Petit Journal assurait plus du quart du tirage des quotidiens parisiens. Aucun journal au

monde ne pouvait alors se comparer à ce « petit » géant. Certes l'actualité pouvait affecter le

tirage : ainsi en 1873 le procès Bazaine le fit, à la mi-octobre, monter de 280 000 à 380 000, et

au 24 mai la chute de Thiers lui fit gagner quelque 30 000 acheteurs supplémentaires. Lors de

la crise du 16 mai, les interdictions de vente sur la voie publique entraînèrent une forte chute

du tirage qui, de 550 000 en mai, passa à moins de 430 000 pour la période de mai à

novembre. Certes encore, un « bon » roman-feuilleton pouvait faire gagner quelques milliers

d'exemplaires supplémentaires, mais dans l'élan de la croissance, les à-coup étaient désormais

beaucoup moins sensibles que sous le Second Empire : indice très net de la régularité d'achat

du journal par la clientèle populaire qui n'était plus seulement attirée par des événements ou

des textes exceptionnels, mais qui avait acquis l'habitude de lire son petit journal tous les

jours". À cette date, malgré la modicité du prix de l'abonnement, la vente au numéro

représente environ 96 % des ventes (Albert 1977 : 1325-1326).

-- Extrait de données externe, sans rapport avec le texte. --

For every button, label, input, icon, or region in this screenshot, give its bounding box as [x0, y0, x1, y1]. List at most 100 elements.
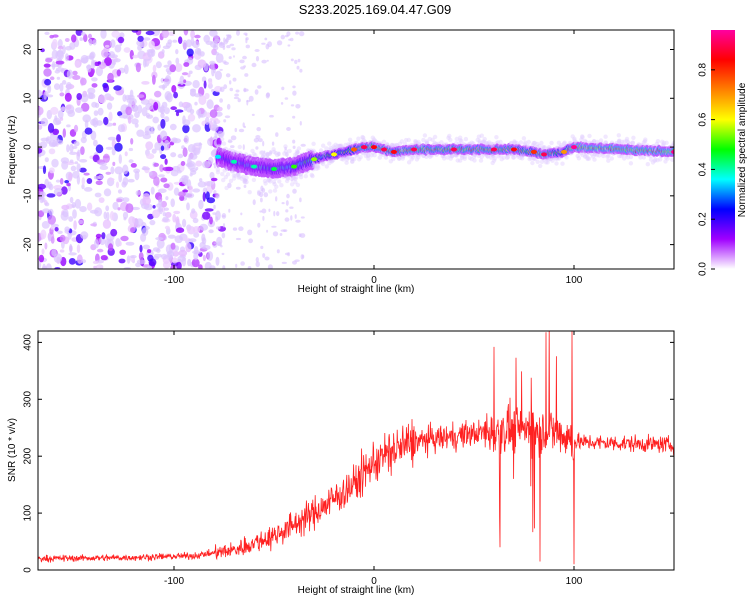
snr-x-axis-label: Height of straight line (km): [298, 585, 415, 596]
noise-speckle: [288, 38, 291, 41]
band-halo: [237, 144, 242, 150]
noise-speckle: [155, 237, 164, 241]
band-halo: [293, 180, 298, 185]
noise-speckle: [131, 118, 139, 125]
band-halo: [652, 158, 657, 163]
noise-speckle: [221, 252, 225, 256]
noise-speckle: [232, 227, 238, 231]
noise-speckle: [90, 223, 97, 227]
noise-speckle: [59, 249, 65, 253]
band-halo: [585, 156, 590, 162]
noise-speckle: [170, 242, 176, 250]
noise-speckle: [54, 69, 60, 74]
noise-speckle: [186, 48, 194, 57]
noise-speckle: [114, 166, 124, 175]
noise-speckle: [83, 172, 90, 176]
band-halo: [570, 134, 575, 139]
band-halo: [630, 140, 635, 146]
band-halo: [268, 189, 273, 194]
band-halo: [616, 140, 622, 145]
band-halo: [263, 181, 268, 186]
noise-speckle: [82, 114, 91, 123]
noise-speckle: [150, 186, 155, 195]
band-halo: [272, 181, 277, 187]
band-halo: [556, 156, 562, 161]
band-halo: [236, 175, 241, 180]
noise-speckle: [206, 180, 214, 187]
band-halo: [413, 139, 418, 144]
band-halo: [511, 155, 516, 160]
band-halo: [572, 138, 577, 143]
noise-speckle: [245, 44, 250, 49]
noise-speckle: [76, 93, 82, 100]
noise-speckle: [290, 58, 294, 62]
band-halo: [339, 156, 344, 162]
band-halo: [327, 141, 332, 146]
noise-speckle: [119, 32, 125, 39]
noise-speckle: [153, 101, 159, 111]
noise-speckle: [81, 102, 90, 112]
noise-speckle: [225, 37, 229, 43]
noise-speckle: [276, 249, 280, 254]
noise-speckle: [74, 198, 82, 209]
noise-speckle: [232, 77, 237, 82]
noise-speckle: [214, 35, 219, 40]
noise-speckle: [240, 261, 245, 266]
band-halo: [215, 167, 220, 172]
noise-speckle: [103, 211, 108, 220]
noise-speckle: [285, 209, 289, 213]
noise-speckle: [257, 190, 261, 196]
noise-speckle: [299, 121, 302, 126]
noise-speckle: [116, 69, 122, 77]
band-halo: [285, 176, 291, 181]
noise-speckle: [275, 196, 278, 202]
band-halo: [535, 159, 540, 164]
noise-speckle: [239, 59, 245, 64]
noise-speckle: [105, 146, 114, 150]
noise-speckle: [257, 85, 262, 89]
noise-speckle: [213, 67, 216, 74]
colorbar-tick-label: 0.4: [698, 162, 709, 176]
band-halo: [271, 179, 277, 185]
noise-speckle: [219, 98, 224, 103]
noise-speckle: [279, 233, 283, 236]
noise-speckle: [57, 230, 63, 234]
noise-speckle: [64, 92, 72, 102]
noise-speckle: [143, 37, 151, 41]
band-halo: [622, 156, 627, 161]
noise-speckle: [262, 253, 266, 258]
band-halo: [661, 142, 666, 147]
x-tick-label: 0: [371, 576, 377, 587]
band-halo: [450, 153, 455, 158]
noise-speckle: [54, 115, 58, 122]
noise-speckle: [177, 153, 184, 159]
band-halo: [616, 139, 622, 144]
noise-speckle: [204, 92, 210, 100]
band-halo: [671, 140, 674, 146]
band-halo: [575, 153, 580, 159]
noise-speckle: [131, 30, 139, 33]
noise-speckle: [64, 226, 70, 232]
noise-speckle: [77, 219, 84, 225]
band-halo: [655, 139, 661, 144]
noise-speckle: [194, 93, 202, 98]
noise-speckle: [209, 109, 218, 118]
noise-speckle: [57, 45, 64, 50]
noise-speckle: [236, 30, 240, 36]
band-halo: [532, 140, 537, 146]
noise-speckle: [300, 216, 305, 219]
band-halo: [448, 137, 453, 143]
band-halo: [619, 153, 624, 159]
band-halo: [512, 139, 517, 144]
noise-speckle: [251, 62, 257, 68]
noise-speckle: [167, 70, 172, 75]
noise-speckle: [179, 75, 185, 86]
band-halo: [661, 140, 667, 145]
noise-speckle: [76, 163, 81, 173]
noise-speckle: [169, 123, 177, 131]
band-halo: [293, 152, 298, 157]
noise-speckle: [262, 215, 265, 221]
noise-speckle: [135, 62, 141, 73]
band-halo: [231, 173, 237, 178]
noise-speckle: [185, 192, 195, 199]
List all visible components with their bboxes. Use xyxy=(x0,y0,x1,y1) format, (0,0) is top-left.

À partir de 1890, Le Petit Journal s'est trouvé exposé à la concurrence du Petit Parisien,

qui, sous la direction de Jean Dupuy, amorçait un développement spectaculaire. D'un million

d'exemplaires en 1890, Le Petit Journal ne tire plus qu'à 835 000 exemplaires en 1914

(Delporte et al. 2016 : 14), tandis que son concurrent atteint le million en 1902 et culmine à

1,45 million en 1914. La réussite du Petit Parisien est due en partie à la création d'un réseau

et breton. L'organisateur de ce réseau, J. Manceau, y gagna le surnom de "tombeur du Petit

Journal" (Albert 1976 : 309).

4.1.3. La décadence (1914-1939).

À partir de 1914, le tirage continue à baisser, "du fait surtout de la chute de ses ventes à

Paris car, dans les départements, les lecteurs ruraux lui restaient plus fidèles" (Albert 1976 :

430). Divers avatars accentuèrent sa chute (changements de propriétaires, changements de

rédacteurs), mais, "faute de renseignements précis sur les divers changements survenus dans

sa propriété, son histoire reste mal connue" (Albert 1976 : 516). En 1932, la modernisation de

la formule du journal (plus grand nombre de photos, passage à dix-huit pages), visant à

reconquérir la clientèle des grandes villes, n'apporte pas les résultats escomptés. En 1936, les

prises de position du journal (soucieux de l'affaiblissement de notre défense nationale ;

anti-hitlérien, mais moins critique envers l'Italie fasciste) éloignent les anciens lecteurs sans lui en

gagner de nouveaux. Enfin, le 14 juillet 1937, Le Petit Journal devient officiellement l'organe

du Parti Social Français (PSF) du colonel François de la Roque (Albert 1976 : 517-518). En

première page, on peut lire : "DIRECTEUR : LA ROQUE", ainsi que l'encart en haut à

gauche : "L'ordre français a toujours reposé sur trois éléments : TRAVAIL, FAMILLE,

PATRIE". Désormais, de journal d'information, Le Petit Journal est devenu un organe

militant du PSF. La ligne éditoriale change brutalement : soutien aux nationalistes espagnols,

anticommunisme, critique quotidienne du Front populaire, éditoriaux presque quotidiens de

La Roque, louanges de l'action sociale du PSF, etc. Sous l'occupation, Le Petit Journal se

replia à Clermont-Ferrand, et continua à paraître jusqu'en 1944, malgré l'arrestation, le 9 mars

1943, de son directeur, passé à la Résistance.